Professional curiosity and vulnerability in brief encounters

Professional curiosity is noticing when something feels wrong, asking appropriate open questions within your role, and passing on concerns instead of dismissing them. It matters in optical practice because contacts are often short and signs can be subtle.
Professional Curiosity
Where concerns may appear
- Reception: repeated non-attendance, anxious calls, someone else controlling bookings or refusing privacy.
- Retail and dispensing: pressure about money, broken glasses not replaced, someone answering for the person or rushing them.
- Pre-screening support: distress, confusion, fear, unexplained marks, difficulty speaking freely or discomfort with an accompanying adult.

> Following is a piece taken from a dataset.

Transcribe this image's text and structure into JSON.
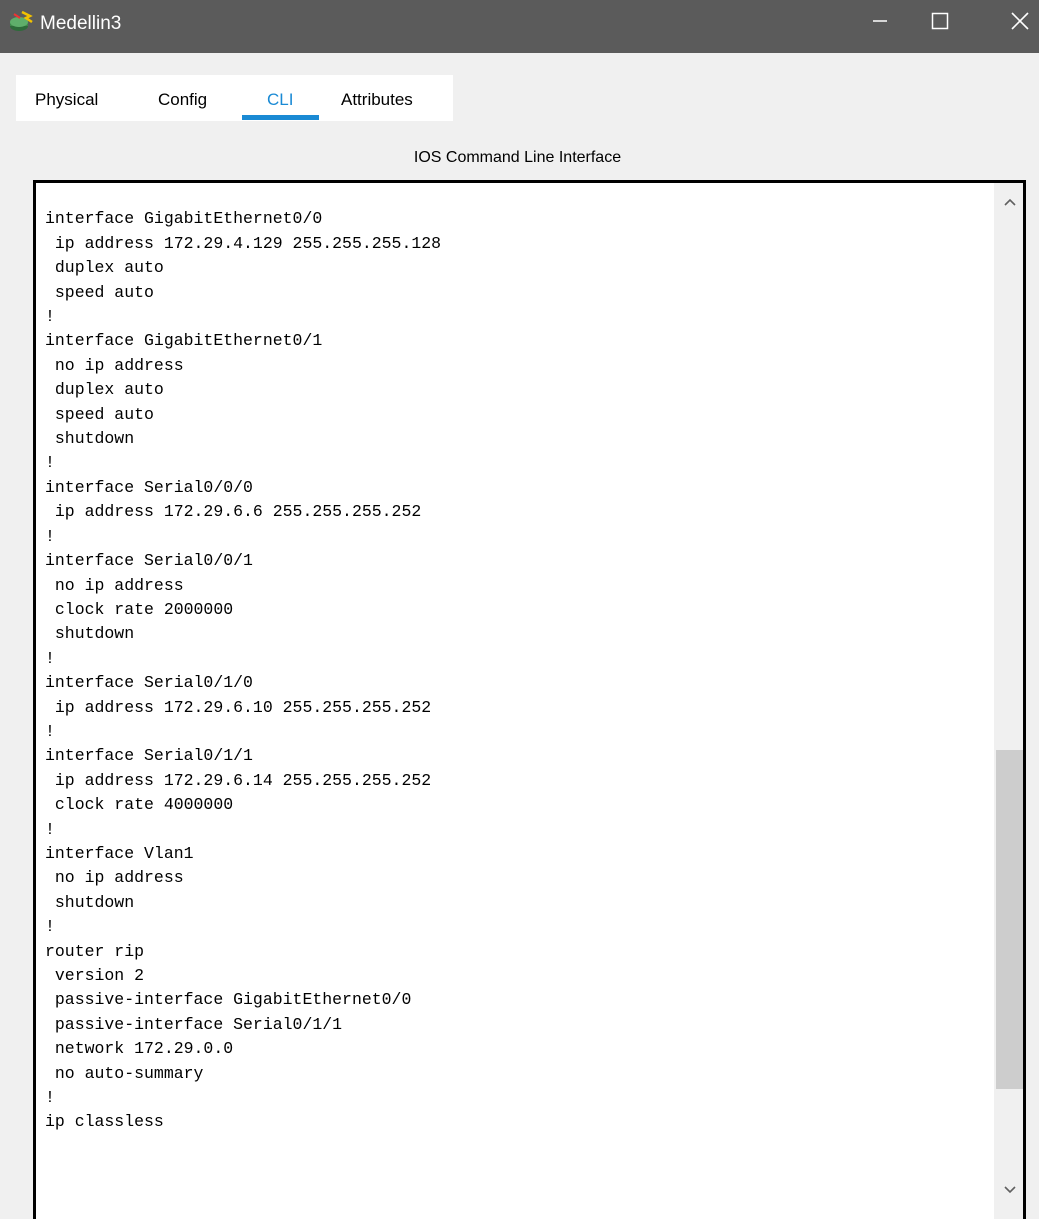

- Phone and digital contact: scripted answers, someone in the background, repeated cancellations or messages that suggest fear.
- Domiciliary work: unsafe living conditions, neglect, isolation, restricted visitors or lack of basic support.
Patterns are important
A single fact rarely proves anything, but it should not be discarded. Recording factual details or discussing them with the safeguarding lead helps the practice detect repeat patterns: non-attendance, broken glasses, unpaid orders linked to control, someone always prevented from speaking, or repeated signs of poor care.
Professional curiosity avoids two errors. It is not ignoring uncertainty, nor is it making assumptions, stereotyping or attempting entrapment.
Professional curiosity is not investigation. It is careful noticing, respectful questioning where safe, and timely reporting when something may be wrong.